The company’s shares have jumped nearly 70% this year. This rise reflects strong investor excitement around artificial intelligence.
In particular, its growing stake in OpenAI has fueled optimism. As a result, many expect a major IPO soon.
Rising Debt Sparks Warnings
Despite the rally, risks are building. For example, S&P Global Ratings recently changed SoftBank’s outlook to negative. The agency warned that liquidity and portfolio quality may weaken. This concern follows SoftBank’s heavy investment in OpenAI. By the end of 2025, SoftBank carried over $100 billion in debt. Therefore, analysts worry about financial pressure ahead.
Heavy Reliance on OpenAI
SoftBank’s strategy now depends heavily on OpenAI. In fact, OpenAI could make up nearly 30% of its portfolio. This level of concentration increases risk. If OpenAI underperforms, the impact could be severe..Analysts say the company is making a leveraged bet. While returns may be high, losses could also grow quickly.

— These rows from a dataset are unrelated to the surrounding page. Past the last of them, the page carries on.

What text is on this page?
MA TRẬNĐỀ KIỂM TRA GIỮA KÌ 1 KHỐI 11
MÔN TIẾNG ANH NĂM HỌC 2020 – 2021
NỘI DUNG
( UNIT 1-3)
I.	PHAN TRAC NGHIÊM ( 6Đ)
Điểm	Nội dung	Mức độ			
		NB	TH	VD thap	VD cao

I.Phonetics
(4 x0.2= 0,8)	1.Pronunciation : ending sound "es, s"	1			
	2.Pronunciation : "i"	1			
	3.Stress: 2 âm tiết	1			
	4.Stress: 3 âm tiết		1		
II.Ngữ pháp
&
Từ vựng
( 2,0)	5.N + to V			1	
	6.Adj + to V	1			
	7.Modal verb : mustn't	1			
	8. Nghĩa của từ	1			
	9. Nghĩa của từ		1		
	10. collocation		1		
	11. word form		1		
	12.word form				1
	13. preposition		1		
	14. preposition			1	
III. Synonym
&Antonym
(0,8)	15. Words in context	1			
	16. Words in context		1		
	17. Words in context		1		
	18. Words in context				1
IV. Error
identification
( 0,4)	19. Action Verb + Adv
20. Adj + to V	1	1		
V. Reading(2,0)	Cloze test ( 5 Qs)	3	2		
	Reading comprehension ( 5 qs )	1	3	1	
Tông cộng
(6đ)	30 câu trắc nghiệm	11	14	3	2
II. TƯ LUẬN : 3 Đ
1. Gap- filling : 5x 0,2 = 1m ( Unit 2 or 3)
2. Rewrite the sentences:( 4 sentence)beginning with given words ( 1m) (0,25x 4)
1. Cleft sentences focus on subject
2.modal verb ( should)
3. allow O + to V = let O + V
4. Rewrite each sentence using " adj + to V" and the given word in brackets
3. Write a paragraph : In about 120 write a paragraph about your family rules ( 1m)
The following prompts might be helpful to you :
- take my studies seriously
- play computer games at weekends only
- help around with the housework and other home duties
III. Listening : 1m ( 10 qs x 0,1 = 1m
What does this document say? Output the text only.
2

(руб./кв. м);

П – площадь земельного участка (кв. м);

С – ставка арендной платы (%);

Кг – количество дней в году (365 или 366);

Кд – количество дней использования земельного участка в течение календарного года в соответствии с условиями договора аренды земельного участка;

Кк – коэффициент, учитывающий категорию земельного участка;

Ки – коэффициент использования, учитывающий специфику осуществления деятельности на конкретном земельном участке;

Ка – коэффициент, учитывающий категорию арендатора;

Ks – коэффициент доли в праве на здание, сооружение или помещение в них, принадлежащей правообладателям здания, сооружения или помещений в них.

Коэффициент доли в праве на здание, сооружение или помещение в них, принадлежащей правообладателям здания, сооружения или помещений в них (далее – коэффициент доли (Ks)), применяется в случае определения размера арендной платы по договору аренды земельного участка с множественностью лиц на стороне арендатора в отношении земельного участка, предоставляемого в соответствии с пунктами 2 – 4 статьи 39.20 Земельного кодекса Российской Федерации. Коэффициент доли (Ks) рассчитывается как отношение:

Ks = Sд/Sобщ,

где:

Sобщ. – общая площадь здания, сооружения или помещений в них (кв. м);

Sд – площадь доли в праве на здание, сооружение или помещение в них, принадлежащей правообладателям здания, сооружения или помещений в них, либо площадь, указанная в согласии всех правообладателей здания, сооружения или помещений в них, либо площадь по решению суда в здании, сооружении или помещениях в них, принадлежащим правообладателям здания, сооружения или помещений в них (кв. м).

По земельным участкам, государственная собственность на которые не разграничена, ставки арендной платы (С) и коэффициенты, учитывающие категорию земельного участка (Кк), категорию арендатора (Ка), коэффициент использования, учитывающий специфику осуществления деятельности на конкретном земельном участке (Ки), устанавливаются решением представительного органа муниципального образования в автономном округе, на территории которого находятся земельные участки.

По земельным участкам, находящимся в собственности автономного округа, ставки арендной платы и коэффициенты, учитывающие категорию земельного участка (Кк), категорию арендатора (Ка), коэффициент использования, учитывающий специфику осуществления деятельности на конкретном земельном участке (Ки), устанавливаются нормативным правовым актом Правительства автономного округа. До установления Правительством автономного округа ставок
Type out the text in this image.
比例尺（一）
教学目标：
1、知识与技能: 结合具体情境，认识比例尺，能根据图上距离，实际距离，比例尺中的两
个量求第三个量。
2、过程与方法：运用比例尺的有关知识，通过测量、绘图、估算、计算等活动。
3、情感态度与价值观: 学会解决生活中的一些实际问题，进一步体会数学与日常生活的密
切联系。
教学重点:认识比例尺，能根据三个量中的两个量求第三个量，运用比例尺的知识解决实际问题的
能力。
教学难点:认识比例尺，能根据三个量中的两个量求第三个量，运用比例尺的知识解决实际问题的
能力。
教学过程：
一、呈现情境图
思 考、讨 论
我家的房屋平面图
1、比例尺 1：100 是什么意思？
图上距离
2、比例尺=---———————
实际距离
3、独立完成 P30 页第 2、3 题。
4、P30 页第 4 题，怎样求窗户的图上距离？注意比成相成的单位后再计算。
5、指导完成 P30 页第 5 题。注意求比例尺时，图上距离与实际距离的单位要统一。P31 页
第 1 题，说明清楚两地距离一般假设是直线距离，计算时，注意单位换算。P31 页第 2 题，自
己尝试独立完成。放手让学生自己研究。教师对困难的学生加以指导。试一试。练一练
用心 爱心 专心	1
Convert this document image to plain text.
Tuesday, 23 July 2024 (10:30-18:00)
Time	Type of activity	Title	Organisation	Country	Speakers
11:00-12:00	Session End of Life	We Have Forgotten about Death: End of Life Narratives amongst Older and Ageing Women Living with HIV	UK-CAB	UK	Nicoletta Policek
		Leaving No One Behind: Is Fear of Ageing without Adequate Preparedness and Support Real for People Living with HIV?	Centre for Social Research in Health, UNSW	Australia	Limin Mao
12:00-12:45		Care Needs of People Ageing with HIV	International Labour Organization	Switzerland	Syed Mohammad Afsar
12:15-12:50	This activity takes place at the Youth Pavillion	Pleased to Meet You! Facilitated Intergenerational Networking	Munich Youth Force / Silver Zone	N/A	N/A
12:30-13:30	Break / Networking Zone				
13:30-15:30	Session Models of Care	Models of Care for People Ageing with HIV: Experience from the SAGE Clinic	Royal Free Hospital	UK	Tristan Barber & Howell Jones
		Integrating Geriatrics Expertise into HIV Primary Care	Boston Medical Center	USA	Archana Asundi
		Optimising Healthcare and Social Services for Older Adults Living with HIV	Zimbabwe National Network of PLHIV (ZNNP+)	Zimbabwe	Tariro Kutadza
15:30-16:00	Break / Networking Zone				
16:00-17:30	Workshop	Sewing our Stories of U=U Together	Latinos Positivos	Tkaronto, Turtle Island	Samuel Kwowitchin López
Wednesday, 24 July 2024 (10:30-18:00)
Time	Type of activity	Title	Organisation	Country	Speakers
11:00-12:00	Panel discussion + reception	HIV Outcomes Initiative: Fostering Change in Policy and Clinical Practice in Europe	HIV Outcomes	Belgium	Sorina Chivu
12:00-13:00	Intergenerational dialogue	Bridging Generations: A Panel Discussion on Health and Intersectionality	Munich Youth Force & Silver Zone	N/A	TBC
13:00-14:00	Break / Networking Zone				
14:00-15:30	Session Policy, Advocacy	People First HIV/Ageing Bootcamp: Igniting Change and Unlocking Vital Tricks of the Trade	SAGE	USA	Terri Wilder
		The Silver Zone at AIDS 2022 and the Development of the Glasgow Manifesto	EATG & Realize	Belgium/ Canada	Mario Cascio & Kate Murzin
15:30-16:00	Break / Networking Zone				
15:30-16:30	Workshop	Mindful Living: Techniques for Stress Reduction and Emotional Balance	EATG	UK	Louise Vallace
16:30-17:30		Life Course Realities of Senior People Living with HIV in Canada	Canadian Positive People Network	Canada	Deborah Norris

SoftBank has faced similar issues before. Its investment in WeWork led to losses exceeding $14 billion. The startup later filed for bankruptcy in 2023. As a result, SoftBank absorbed major financial damage. In addition, weaker holdings like Coupang and Didi continue to underperform. These examples highlight the dangers of concentrated bets.
Can SoftBank Manage the Risk?
Some investors remain confident. They argue that SoftBank still holds strong assets.
For example, its loan-to-value ratio stays below 25%. This level suggests debt remains manageable. However, future success depends on OpenAI’s performance. If its valuation drops, pressure could increase. Still, founder Masayoshi Son believes in AI’s long-term potential. He views any market correction as an opportunity.